De 1701 à 1715, Antoine Galland traduit des contes persans qui seront rassemblés sous le titre des Mille et Une Nuits. Le désir de vie y est directement relié au désir érotique, ainsi qu’au désir même du récit. Au cœur des Lettres persanes (1721), Montesquieu pose un schéma dialectique entre l’objet le plus parfait de la jouissance et l’objet le plus parfait de la connaissance.

C’est Crébillon fils qui écarte peu à peu le déguisement du conte oriental pour glisser vers d’habiles stratégies de conquêtes amoureuses et de mécanique du désir pour la jouissance. Voltaire invente le conte philosophique en 1747 avec Memnon, faisant une géniale synthèse du roman baroque et des formes merveilleuse, fantastique, exotique ou libertine.

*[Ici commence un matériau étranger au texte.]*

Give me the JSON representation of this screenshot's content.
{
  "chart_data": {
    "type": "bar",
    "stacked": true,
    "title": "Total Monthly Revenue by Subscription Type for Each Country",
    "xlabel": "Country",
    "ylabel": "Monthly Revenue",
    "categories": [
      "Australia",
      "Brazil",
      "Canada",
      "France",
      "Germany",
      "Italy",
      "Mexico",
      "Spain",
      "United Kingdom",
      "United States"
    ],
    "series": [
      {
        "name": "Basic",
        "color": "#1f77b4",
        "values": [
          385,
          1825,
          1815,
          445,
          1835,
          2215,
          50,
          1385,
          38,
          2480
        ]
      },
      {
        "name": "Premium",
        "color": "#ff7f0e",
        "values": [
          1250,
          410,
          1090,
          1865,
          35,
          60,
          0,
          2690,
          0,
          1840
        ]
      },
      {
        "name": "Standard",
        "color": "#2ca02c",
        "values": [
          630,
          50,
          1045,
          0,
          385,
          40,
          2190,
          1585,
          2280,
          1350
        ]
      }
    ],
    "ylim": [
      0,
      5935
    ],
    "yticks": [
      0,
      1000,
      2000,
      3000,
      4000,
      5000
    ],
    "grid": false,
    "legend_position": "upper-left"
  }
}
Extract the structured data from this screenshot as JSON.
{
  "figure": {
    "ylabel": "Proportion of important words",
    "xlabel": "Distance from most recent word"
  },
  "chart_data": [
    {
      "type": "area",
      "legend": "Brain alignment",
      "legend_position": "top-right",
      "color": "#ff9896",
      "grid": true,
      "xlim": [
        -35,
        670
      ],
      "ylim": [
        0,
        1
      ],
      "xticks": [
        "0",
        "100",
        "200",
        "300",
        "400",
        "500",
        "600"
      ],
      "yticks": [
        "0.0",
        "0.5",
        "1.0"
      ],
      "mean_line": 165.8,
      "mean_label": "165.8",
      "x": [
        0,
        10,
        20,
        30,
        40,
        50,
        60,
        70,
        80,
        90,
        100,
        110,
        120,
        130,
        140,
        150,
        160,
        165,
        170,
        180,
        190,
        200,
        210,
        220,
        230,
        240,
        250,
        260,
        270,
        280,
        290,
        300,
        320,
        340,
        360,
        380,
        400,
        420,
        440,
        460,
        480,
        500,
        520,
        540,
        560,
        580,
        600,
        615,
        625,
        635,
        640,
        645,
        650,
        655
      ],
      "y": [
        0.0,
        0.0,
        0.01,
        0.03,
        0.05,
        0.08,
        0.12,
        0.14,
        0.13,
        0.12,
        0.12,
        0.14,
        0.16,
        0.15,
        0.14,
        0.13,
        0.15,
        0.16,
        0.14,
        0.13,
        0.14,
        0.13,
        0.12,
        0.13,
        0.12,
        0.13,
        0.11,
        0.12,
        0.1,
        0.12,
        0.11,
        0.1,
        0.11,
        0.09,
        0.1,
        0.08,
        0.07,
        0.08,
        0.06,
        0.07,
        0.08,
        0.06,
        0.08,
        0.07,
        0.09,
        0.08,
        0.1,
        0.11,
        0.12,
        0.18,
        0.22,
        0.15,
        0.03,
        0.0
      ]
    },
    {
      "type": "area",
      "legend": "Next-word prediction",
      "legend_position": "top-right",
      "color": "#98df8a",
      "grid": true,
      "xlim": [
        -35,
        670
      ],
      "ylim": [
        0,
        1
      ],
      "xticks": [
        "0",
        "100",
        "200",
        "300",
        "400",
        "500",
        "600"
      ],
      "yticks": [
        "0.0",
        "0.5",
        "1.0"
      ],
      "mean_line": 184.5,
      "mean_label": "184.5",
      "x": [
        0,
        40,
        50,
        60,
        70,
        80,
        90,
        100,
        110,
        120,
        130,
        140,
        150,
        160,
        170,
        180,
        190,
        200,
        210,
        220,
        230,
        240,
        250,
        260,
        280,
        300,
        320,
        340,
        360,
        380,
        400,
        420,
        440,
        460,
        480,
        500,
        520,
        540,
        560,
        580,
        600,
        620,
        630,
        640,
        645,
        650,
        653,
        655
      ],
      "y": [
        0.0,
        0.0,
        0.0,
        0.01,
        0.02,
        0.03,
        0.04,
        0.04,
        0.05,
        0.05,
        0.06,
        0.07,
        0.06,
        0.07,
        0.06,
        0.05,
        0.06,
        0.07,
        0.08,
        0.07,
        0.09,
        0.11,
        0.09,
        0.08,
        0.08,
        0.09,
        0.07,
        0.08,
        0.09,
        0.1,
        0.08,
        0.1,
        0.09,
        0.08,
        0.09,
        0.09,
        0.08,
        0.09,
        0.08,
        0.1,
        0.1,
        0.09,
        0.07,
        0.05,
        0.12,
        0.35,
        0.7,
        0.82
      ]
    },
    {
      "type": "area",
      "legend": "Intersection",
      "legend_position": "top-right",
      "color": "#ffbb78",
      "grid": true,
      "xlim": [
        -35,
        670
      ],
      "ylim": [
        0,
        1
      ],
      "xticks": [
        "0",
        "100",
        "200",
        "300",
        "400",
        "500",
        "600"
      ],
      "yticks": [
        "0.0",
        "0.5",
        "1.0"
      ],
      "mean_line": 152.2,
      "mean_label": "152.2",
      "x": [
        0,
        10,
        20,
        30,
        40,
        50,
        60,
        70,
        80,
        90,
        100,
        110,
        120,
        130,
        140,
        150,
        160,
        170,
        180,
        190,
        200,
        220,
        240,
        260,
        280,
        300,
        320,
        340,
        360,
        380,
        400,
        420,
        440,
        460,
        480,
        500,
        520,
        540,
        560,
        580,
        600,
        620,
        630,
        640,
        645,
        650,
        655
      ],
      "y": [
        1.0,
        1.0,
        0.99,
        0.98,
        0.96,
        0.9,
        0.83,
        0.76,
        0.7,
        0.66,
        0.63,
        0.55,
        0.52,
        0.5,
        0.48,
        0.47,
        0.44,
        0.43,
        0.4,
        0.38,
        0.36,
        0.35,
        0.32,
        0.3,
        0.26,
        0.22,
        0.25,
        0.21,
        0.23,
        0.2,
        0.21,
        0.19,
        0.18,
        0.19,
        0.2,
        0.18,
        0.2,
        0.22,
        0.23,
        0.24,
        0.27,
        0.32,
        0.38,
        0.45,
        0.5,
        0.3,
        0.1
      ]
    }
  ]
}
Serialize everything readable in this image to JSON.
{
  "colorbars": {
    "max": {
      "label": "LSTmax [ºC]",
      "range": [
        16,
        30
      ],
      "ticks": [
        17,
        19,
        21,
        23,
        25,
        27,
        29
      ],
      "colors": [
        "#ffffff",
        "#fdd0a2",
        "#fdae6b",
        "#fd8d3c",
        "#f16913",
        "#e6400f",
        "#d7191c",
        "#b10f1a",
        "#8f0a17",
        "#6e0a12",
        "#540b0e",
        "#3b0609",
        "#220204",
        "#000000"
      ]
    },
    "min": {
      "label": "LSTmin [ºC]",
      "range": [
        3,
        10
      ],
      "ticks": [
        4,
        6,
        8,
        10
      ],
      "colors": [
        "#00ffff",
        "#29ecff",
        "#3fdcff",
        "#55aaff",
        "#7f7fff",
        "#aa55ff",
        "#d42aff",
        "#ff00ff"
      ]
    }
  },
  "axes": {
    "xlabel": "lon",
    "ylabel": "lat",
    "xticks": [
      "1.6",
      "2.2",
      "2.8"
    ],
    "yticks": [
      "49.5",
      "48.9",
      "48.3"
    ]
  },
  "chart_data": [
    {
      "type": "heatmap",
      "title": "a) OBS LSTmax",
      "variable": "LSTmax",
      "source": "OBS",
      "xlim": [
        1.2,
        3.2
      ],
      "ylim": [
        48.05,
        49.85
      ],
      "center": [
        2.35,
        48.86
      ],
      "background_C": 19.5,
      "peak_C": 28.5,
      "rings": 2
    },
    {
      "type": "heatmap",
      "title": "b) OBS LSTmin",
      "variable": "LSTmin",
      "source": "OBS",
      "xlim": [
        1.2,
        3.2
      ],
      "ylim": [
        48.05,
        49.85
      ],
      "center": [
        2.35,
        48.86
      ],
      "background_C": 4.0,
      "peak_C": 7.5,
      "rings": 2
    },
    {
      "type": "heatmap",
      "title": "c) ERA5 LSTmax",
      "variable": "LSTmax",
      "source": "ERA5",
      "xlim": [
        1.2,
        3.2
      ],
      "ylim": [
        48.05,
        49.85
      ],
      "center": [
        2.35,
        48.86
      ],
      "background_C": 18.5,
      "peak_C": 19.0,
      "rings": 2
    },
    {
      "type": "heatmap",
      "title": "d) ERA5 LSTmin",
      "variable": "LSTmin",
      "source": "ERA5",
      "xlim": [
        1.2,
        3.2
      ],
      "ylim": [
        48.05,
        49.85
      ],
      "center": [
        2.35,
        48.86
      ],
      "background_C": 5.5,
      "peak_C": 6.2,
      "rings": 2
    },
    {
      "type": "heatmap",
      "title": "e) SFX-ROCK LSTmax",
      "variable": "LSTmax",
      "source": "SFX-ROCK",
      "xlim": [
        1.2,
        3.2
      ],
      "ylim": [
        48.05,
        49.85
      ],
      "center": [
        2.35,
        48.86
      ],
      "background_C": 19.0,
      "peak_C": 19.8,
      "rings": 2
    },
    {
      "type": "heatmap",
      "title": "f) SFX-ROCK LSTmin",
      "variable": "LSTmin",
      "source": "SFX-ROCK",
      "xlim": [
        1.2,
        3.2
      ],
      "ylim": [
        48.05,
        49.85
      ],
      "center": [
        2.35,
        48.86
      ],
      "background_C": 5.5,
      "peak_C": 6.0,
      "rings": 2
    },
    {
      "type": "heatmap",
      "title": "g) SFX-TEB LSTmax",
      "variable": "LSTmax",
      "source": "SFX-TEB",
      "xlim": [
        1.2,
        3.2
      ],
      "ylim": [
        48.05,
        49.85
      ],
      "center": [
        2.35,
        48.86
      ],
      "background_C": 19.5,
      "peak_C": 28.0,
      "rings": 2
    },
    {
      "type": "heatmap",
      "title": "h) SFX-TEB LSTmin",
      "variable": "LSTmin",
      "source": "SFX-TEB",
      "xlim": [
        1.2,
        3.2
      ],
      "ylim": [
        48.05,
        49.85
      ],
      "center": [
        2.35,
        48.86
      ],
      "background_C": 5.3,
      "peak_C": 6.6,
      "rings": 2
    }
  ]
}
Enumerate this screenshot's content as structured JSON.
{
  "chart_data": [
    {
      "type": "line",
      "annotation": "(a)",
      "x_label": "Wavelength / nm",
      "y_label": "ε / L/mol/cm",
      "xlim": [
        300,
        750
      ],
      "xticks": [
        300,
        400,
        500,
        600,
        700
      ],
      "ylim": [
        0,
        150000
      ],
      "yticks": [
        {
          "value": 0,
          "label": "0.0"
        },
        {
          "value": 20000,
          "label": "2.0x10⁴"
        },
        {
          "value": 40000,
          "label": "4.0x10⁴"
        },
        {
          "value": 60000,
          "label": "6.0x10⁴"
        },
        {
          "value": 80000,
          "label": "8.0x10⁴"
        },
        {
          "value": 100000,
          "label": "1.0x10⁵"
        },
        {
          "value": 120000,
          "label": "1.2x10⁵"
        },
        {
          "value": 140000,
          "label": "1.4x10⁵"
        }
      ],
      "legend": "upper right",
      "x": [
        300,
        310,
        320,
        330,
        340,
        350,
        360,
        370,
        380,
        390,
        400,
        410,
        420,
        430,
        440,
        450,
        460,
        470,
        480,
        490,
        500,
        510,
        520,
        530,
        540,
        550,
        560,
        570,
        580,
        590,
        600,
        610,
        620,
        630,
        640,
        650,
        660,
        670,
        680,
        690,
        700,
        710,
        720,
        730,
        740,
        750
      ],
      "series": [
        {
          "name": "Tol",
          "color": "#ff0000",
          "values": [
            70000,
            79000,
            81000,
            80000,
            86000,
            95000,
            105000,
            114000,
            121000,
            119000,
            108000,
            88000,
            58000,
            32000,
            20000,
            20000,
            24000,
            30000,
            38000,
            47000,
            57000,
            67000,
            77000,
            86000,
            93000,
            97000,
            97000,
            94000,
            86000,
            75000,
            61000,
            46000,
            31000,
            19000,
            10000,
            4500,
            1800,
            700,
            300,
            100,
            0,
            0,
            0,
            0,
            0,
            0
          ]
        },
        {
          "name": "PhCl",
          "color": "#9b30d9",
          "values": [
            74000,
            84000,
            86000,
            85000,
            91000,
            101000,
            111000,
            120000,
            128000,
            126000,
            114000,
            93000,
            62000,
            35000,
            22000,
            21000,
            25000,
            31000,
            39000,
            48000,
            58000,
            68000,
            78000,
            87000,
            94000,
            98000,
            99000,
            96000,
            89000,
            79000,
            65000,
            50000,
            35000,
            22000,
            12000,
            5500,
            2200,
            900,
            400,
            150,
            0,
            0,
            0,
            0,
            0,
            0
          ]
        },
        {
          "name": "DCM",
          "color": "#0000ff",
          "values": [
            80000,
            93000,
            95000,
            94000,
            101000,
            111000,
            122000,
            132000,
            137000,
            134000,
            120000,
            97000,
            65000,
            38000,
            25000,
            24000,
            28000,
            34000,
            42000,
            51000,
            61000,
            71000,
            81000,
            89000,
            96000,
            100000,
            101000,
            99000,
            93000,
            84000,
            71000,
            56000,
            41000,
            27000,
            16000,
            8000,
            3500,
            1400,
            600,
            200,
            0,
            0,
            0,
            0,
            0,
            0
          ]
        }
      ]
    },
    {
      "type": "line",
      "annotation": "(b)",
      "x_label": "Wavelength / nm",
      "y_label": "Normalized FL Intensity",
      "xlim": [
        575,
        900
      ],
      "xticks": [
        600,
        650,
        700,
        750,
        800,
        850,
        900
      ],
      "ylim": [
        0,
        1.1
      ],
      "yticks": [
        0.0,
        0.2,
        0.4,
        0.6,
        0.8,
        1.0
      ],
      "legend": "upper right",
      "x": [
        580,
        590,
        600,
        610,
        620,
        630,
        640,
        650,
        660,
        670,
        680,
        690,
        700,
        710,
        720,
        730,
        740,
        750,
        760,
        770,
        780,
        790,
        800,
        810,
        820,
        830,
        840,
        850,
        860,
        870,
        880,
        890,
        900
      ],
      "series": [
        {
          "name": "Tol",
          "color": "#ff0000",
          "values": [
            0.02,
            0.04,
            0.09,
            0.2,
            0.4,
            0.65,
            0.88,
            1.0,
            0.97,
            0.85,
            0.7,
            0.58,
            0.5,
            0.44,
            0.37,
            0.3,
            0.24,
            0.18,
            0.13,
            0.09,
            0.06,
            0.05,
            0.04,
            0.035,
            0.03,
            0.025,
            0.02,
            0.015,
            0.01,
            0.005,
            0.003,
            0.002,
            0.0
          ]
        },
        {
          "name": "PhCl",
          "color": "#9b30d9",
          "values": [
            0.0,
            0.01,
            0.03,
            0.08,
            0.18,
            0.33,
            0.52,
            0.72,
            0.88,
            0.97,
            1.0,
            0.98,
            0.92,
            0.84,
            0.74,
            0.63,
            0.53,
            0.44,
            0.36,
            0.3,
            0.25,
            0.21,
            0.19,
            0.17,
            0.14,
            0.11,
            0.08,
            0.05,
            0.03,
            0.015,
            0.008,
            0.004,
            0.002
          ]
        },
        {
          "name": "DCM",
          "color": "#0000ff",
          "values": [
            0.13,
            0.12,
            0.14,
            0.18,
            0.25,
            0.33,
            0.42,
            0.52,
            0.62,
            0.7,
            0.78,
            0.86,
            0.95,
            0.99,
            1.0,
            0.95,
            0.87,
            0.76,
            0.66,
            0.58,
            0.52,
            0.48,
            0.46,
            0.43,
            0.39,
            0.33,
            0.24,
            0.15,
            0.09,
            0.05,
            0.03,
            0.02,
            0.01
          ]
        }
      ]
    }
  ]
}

L’invention littéraire devient alors un objet de jouissance : Diderot écrit Les Bijoux indiscrets, Voltaire La Pucelle, Montesquieu Le Temple de Gnide et Sade La Philosophie dans le boudoir. Sous le masque épistolaire, le succès des Liaisons dangereuses, de Choderlos de Laclos, ouvrage paru en 1782, ne se dément pas. L’Erotikabiblion, de Mirabeau, se trouve dans la bibliothèque de Louis XVI. Le savoureux compromis entre la morale et le sexe deviendra, au fil du siècle, de plus en plus cynique et même pornographique, avec des textes comme Le Portier des Chartreux, Thérèse Philosophe, Margot la ravaudeuse… En 1756, Voltaire fait aussi paraître un Essai sur les mœurs, qui appartient déjà à la sociologie critique.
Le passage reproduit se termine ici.